Di sisi lain, tantangan mengejar target pendapatan daerah masih cukup besar. Hingga pertengahan 2026, realisasi Pendapatan Asli Daerah (PAD) Kabupaten Bandung baru mencapai Rp631 miliar atau sekitar 31,25 persen dari target Rp2,01 triliun.
Angka itu menunjukkan masih perlunya upaya untuk meningkatkan kepatuhan wajib pajak dalam enam bulan ke depan.
Karena itu, Dadang meminta Badan Pendapatan Daerah (Bapenda) Kabupaten Bandung terus berinovasi, tidak hanya dalam mengoptimalkan penerimaan daerah, tetapi juga menghadirkan layanan yang lebih mudah diakses masyarakat.
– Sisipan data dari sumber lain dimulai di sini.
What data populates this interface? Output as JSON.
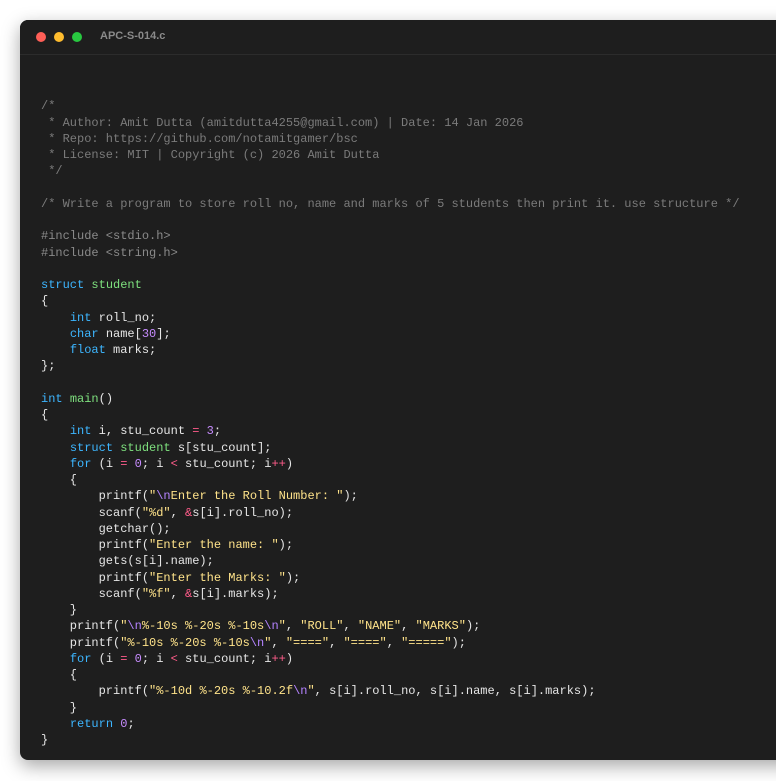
{
  "window": {
    "title": "APC-S-014.c",
    "colors": {
      "background": "#1e1e1e",
      "comment": "#7b7b7b",
      "keyword": "#3db6ff",
      "type_name": "#7ee07e",
      "number": "#c78cff",
      "operator": "#ff5c8a",
      "string": "#ffe38a",
      "escape": "#b483ff"
    }
  },
  "code_lines": [
    [],
    [
      [
        "cmt",
        "/*"
      ]
    ],
    [
      [
        "cmt",
        " * Author: Amit Dutta (amitdutta4255@gmail.com) | Date: 14 Jan 2026"
      ]
    ],
    [
      [
        "cmt",
        " * Repo: https://github.com/notamitgamer/bsc"
      ]
    ],
    [
      [
        "cmt",
        " * License: MIT | Copyright (c) 2026 Amit Dutta"
      ]
    ],
    [
      [
        "cmt",
        " */"
      ]
    ],
    [],
    [
      [
        "cmt",
        "/* Write a program to store roll no, name and marks of 5 students then print it. use structure */"
      ]
    ],
    [],
    [
      [
        "pp",
        "#include <stdio.h>"
      ]
    ],
    [
      [
        "pp",
        "#include <string.h>"
      ]
    ],
    [],
    [
      [
        "kw",
        "struct"
      ],
      [
        "plain",
        " "
      ],
      [
        "ty",
        "student"
      ]
    ],
    [
      [
        "plain",
        "{"
      ]
    ],
    [
      [
        "plain",
        "    "
      ],
      [
        "kw",
        "int"
      ],
      [
        "plain",
        " roll_no;"
      ]
    ],
    [
      [
        "plain",
        "    "
      ],
      [
        "kw",
        "char"
      ],
      [
        "plain",
        " name["
      ],
      [
        "num",
        "30"
      ],
      [
        "plain",
        "];"
      ]
    ],
    [
      [
        "plain",
        "    "
      ],
      [
        "kw",
        "float"
      ],
      [
        "plain",
        " marks;"
      ]
    ],
    [
      [
        "plain",
        "};"
      ]
    ],
    [],
    [
      [
        "kw",
        "int"
      ],
      [
        "plain",
        " "
      ],
      [
        "fn",
        "main"
      ],
      [
        "plain",
        "()"
      ]
    ],
    [
      [
        "plain",
        "{"
      ]
    ],
    [
      [
        "plain",
        "    "
      ],
      [
        "kw",
        "int"
      ],
      [
        "plain",
        " i, stu_count "
      ],
      [
        "op",
        "="
      ],
      [
        "plain",
        " "
      ],
      [
        "num",
        "3"
      ],
      [
        "plain",
        ";"
      ]
    ],
    [
      [
        "plain",
        "    "
      ],
      [
        "kw",
        "struct"
      ],
      [
        "plain",
        " "
      ],
      [
        "ty",
        "student"
      ],
      [
        "plain",
        " s[stu_count];"
      ]
    ],
    [
      [
        "plain",
        "    "
      ],
      [
        "kw",
        "for"
      ],
      [
        "plain",
        " (i "
      ],
      [
        "op",
        "="
      ],
      [
        "plain",
        " "
      ],
      [
        "num",
        "0"
      ],
      [
        "plain",
        "; i "
      ],
      [
        "op",
        "<"
      ],
      [
        "plain",
        " stu_count; i"
      ],
      [
        "op",
        "++"
      ],
      [
        "plain",
        ")"
      ]
    ],
    [
      [
        "plain",
        "    {"
      ]
    ],
    [
      [
        "plain",
        "        printf("
      ],
      [
        "str",
        "\""
      ],
      [
        "esc",
        "\\n"
      ],
      [
        "str",
        "Enter the Roll Number: \""
      ],
      [
        "plain",
        ");"
      ]
    ],
    [
      [
        "plain",
        "        scanf("
      ],
      [
        "str",
        "\"%d\""
      ],
      [
        "plain",
        ", "
      ],
      [
        "op",
        "&"
      ],
      [
        "plain",
        "s[i].roll_no);"
      ]
    ],
    [
      [
        "plain",
        "        getchar();"
      ]
    ],
    [
      [
        "plain",
        "        printf("
      ],
      [
        "str",
        "\"Enter the name: \""
      ],
      [
        "plain",
        ");"
      ]
    ],
    [
      [
        "plain",
        "        gets(s[i].name);"
      ]
    ],
    [
      [
        "plain",
        "        printf("
      ],
      [
        "str",
        "\"Enter the Marks: \""
      ],
      [
        "plain",
        ");"
      ]
    ],
    [
      [
        "plain",
        "        scanf("
      ],
      [
        "str",
        "\"%f\""
      ],
      [
        "plain",
        ", "
      ],
      [
        "op",
        "&"
      ],
      [
        "plain",
        "s[i].marks);"
      ]
    ],
    [
      [
        "plain",
        "    }"
      ]
    ],
    [
      [
        "plain",
        "    printf("
      ],
      [
        "str",
        "\""
      ],
      [
        "esc",
        "\\n"
      ],
      [
        "str",
        "%-10s %-20s %-10s"
      ],
      [
        "esc",
        "\\n"
      ],
      [
        "str",
        "\""
      ],
      [
        "plain",
        ", "
      ],
      [
        "str",
        "\"ROLL\""
      ],
      [
        "plain",
        ", "
      ],
      [
        "str",
        "\"NAME\""
      ],
      [
        "plain",
        ", "
      ],
      [
        "str",
        "\"MARKS\""
      ],
      [
        "plain",
        ");"
      ]
    ],
    [
      [
        "plain",
        "    printf("
      ],
      [
        "str",
        "\"%-10s %-20s %-10s"
      ],
      [
        "esc",
        "\\n"
      ],
      [
        "str",
        "\""
      ],
      [
        "plain",
        ", "
      ],
      [
        "str",
        "\"====\""
      ],
      [
        "plain",
        ", "
      ],
      [
        "str",
        "\"====\""
      ],
      [
        "plain",
        ", "
      ],
      [
        "str",
        "\"=====\""
      ],
      [
        "plain",
        ");"
      ]
    ],
    [
      [
        "plain",
        "    "
      ],
      [
        "kw",
        "for"
      ],
      [
        "plain",
        " (i "
      ],
      [
        "op",
        "="
      ],
      [
        "plain",
        " "
      ],
      [
        "num",
        "0"
      ],
      [
        "plain",
        "; i "
      ],
      [
        "op",
        "<"
      ],
      [
        "plain",
        " stu_count; i"
      ],
      [
        "op",
        "++"
      ],
      [
        "plain",
        ")"
      ]
    ],
    [
      [
        "plain",
        "    {"
      ]
    ],
    [
      [
        "plain",
        "        printf("
      ],
      [
        "str",
        "\"%-10d %-20s %-10.2f"
      ],
      [
        "esc",
        "\\n"
      ],
      [
        "str",
        "\""
      ],
      [
        "plain",
        ", s[i].roll_no, s[i].name, s[i].marks);"
      ]
    ],
    [
      [
        "plain",
        "    }"
      ]
    ],
    [
      [
        "plain",
        "    "
      ],
      [
        "kw",
        "return"
      ],
      [
        "plain",
        " "
      ],
      [
        "num",
        "0"
      ],
      [
        "plain",
        ";"
      ]
    ],
    [
      [
        "plain",
        "}"
      ]
    ]
  ]
}
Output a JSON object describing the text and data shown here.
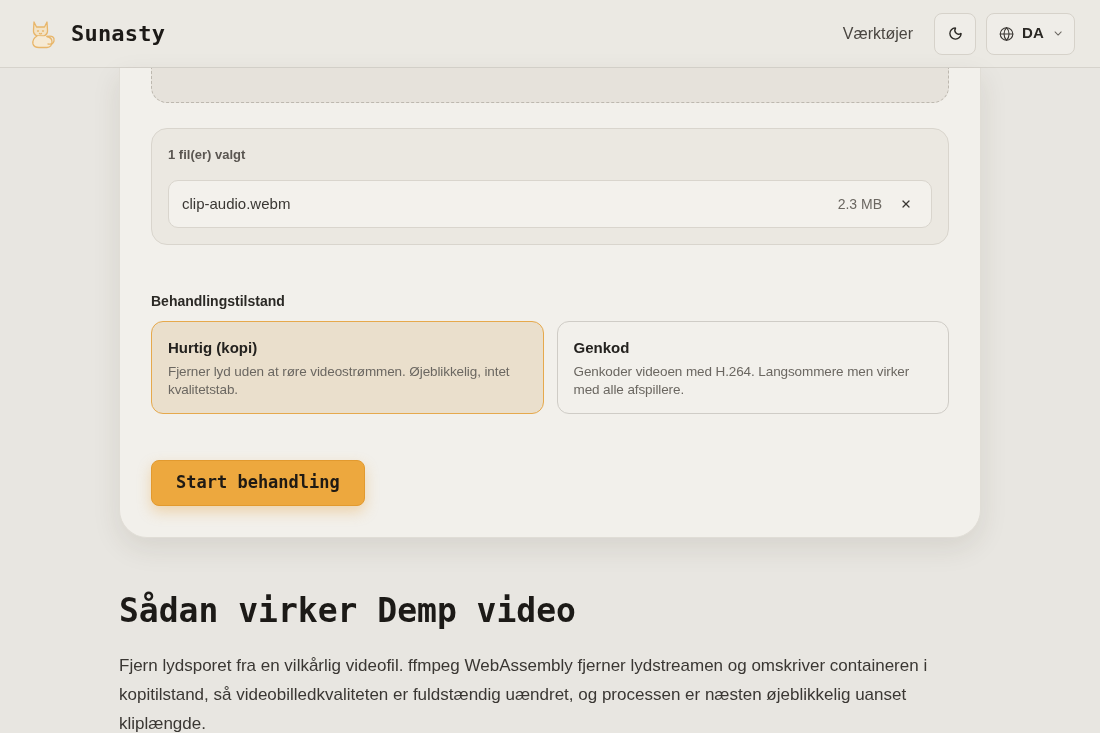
{
  "header": {
    "logo_text": "Sunasty",
    "nav": [
      {
        "label": "Værktøjer"
      }
    ],
    "language": "DA"
  },
  "uploader": {
    "selected_label": "1 fil(er) valgt",
    "files": [
      {
        "name": "clip-audio.webm",
        "size": "2.3 MB"
      }
    ]
  },
  "mode": {
    "label": "Behandlingstilstand",
    "options": [
      {
        "title": "Hurtig (kopi)",
        "description": "Fjerner lyd uden at røre videostrømmen. Øjeblikkelig, intet kvalitetstab.",
        "selected": true
      },
      {
        "title": "Genkod",
        "description": "Genkoder videoen med H.264. Langsommere men virker med alle afspillere.",
        "selected": false
      }
    ]
  },
  "start_button": "Start behandling",
  "article": {
    "heading": "Sådan virker Demp video",
    "paragraph": "Fjern lydsporet fra en vilkårlig videofil. ffmpeg WebAssembly fjerner lydstreamen og omskriver containeren i kopitilstand, så videobilledkvaliteten er fuldstændig uændret, og processen er næsten øjeblikkelig uanset kliplængde."
  }
}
"Saya berharap kegiatan ini dapat terus dilaksanakan pada tahun-tahun mendatang sebagai bagian dari edukasi dan sosialisasi kepada masyarakat tentang pentingnya membayar pajak," ujarnya.
Selain mendorong kesadaran pajak melalui pendekatan yang lebih dekat dengan gaya hidup masyarakat, Bapenda juga terus memperluas penggunaan sistem pembayaran pajak secara digital atau non-tunai.
Pemkab Bandung berharap kombinasi antara edukasi publik, kemudahan layanan, dan peningkatan kepatuhan wajib pajak dapat membantu mengejar target PAD 2026.
Sebab, di balik slogan "happy larinya", ada target besar yang sedang dikejar: memastikan penerimaan daerah cukup kuat untuk membiayai pembangunan yang dampaknya bisa dirasakan langsung oleh masyarakat Kabupaten Bandung.